The Tashkent underground
The Tashkent metro today is one of the main attractions of the capital, consists of four branches and is the fourth among all the republics of the former Soviet Union in length. The history of the beginning of its construction is inextricably linked with the terrible earthquake of 1966.
After the earthquake, engineers, architects and builders were sent to Tashkent from all the Union republics to restore the dilapidated city. Then new quarters and residential areas were rebuilt, and some of the specialists who arrived decided to settle permanently in the capital of the Uzbek SSR. In connection with these events, the population of the city was rapidly increasing and urban ground transport could not cope with the loads. The government decided to build a subway only in cities with millions of people, and Tashkent has just crossed this mark.

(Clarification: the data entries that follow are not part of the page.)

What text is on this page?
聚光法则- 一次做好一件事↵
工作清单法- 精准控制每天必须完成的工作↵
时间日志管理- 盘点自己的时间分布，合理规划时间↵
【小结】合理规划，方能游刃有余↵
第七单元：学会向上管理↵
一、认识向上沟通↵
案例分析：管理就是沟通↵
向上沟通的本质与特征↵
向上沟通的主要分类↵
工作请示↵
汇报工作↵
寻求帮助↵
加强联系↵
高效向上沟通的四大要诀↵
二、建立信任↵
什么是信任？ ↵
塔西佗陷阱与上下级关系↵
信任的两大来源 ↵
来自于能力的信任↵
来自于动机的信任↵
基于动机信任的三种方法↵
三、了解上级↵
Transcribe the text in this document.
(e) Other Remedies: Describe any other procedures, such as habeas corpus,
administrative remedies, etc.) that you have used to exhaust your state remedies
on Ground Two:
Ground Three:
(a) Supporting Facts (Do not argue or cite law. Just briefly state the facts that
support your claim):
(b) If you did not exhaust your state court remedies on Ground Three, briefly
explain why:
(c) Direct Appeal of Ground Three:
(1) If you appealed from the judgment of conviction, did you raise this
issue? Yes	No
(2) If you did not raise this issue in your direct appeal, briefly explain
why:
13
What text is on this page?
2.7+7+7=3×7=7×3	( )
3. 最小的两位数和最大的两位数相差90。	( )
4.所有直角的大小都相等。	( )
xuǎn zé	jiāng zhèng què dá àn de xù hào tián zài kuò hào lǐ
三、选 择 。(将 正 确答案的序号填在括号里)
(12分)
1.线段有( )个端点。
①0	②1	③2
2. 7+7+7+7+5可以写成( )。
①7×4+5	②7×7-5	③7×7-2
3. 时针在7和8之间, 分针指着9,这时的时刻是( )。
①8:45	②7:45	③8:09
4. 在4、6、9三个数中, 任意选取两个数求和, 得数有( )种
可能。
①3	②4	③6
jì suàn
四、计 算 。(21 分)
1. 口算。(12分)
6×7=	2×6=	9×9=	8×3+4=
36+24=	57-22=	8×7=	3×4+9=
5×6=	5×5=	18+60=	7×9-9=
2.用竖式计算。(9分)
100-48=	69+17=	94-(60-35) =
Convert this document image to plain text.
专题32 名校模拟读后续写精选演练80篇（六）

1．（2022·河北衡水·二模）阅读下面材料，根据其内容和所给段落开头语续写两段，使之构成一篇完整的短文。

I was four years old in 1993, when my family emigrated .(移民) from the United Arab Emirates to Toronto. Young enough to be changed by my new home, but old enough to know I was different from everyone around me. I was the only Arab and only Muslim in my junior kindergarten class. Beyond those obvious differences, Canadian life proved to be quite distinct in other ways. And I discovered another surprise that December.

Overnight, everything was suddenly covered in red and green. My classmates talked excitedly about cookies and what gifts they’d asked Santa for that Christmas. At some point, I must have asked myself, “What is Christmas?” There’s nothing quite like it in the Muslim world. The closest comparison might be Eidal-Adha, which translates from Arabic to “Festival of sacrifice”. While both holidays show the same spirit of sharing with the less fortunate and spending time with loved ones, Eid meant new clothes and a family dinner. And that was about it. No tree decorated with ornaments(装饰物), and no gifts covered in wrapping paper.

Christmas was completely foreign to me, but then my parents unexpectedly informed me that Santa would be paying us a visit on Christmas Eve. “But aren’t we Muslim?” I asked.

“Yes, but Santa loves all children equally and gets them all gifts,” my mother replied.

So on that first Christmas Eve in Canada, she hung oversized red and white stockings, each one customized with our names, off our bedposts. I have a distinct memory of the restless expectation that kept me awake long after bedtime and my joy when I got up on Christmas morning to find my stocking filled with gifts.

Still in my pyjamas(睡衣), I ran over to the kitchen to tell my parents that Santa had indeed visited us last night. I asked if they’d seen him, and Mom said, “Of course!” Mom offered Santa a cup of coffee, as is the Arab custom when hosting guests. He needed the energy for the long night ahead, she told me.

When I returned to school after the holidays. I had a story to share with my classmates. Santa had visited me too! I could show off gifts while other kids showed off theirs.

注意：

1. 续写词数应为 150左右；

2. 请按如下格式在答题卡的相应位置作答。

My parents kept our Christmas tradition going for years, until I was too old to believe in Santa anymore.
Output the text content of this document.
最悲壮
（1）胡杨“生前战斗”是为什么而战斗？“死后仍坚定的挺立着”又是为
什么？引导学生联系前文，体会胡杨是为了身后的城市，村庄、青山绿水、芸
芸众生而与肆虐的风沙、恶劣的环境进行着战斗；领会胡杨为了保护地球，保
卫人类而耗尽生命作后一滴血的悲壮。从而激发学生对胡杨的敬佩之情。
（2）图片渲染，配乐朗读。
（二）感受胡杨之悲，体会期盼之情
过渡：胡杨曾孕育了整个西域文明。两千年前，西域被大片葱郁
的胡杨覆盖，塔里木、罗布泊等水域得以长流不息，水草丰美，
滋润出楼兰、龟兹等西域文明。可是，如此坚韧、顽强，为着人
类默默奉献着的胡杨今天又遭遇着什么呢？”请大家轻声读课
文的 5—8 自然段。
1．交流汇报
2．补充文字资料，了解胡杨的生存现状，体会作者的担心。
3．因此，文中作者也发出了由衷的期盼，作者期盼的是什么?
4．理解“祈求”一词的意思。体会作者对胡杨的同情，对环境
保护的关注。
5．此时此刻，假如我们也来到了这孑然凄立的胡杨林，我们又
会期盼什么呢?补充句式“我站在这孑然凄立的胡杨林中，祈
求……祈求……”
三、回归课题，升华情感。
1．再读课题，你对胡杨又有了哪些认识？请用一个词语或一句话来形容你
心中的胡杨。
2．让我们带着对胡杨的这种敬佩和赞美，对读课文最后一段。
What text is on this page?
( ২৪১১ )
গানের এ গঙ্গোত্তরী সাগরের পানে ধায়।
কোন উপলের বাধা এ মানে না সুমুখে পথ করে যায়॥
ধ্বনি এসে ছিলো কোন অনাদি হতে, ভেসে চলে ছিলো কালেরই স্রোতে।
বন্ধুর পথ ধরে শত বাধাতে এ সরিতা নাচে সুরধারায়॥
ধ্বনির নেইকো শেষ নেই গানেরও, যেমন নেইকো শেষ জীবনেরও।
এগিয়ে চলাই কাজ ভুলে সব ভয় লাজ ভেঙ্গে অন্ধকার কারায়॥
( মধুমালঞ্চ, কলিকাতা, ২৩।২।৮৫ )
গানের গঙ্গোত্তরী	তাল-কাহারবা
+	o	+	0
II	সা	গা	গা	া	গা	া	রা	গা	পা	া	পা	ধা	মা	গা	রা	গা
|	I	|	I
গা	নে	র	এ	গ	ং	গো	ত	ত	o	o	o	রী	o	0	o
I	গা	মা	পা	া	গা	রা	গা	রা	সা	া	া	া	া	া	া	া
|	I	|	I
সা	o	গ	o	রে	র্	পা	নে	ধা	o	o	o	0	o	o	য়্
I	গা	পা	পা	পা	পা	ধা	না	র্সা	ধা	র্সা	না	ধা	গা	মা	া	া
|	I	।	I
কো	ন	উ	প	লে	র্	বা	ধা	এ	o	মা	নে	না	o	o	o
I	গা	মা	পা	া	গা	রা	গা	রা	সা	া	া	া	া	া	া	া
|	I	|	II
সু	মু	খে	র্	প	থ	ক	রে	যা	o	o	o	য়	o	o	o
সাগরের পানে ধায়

The construction of the Tashkent metro began in 1968 and it started from the Peoples' Friendship Square, the Chilanzar branch, since it was in the Chilanzar district of Tashkent that the population density was the highest. The construction was accompanied by difficulties, which were determined by the characteristics of the soil, and of course the metro was built taking into account the high seismic activity of the region. And on November 6, 1977, the head of the republic, Sharaf Rashidov, inaugurated and began operating the first branch of the metro.
Metro in numbers. The Tashkent metro became the seventh in a row in the USSR, and the first in Central Asia. By length, it occupies 68th place in the world and 4th place among the republics of the former USSR. In total, the metro is represented by 4 lines, with a total length of 59.5 km, and includes 43 aboveground, ground and underground stations. Among all the metro lines there are 3 bridges across the Tashkent canals, 2 of which are on the Chilanzar line, and 1 on the Yunusabad line. The metro lines are connected by four transfer stations. For the longest time since its launch, the metro did not work from March 22 to August 15, 2020 due to the COVID-19 pandemic.
Each metro station is unique in its own way. Domes and mosaics at the Alisher Navoi station, majolica at the Pakhtakor station, an atypical platform at the Shakhristan station, a passage at the Minguryuk station resembling spacecraft docking stations, portraits at the Cosmonauts metro station, the ground lobby of the Chorsu and Pakhtakor stations, the lobby above the Tinchlik station – all these features and not only them will not leave a single person indifferent. Perhaps it will seem ordinary and everyday for residents of the capital, whose eye has already become accustomed to the metro environment, however, guests of the capital always inspect all stations of the Tashkent metro with great pleasure and interest.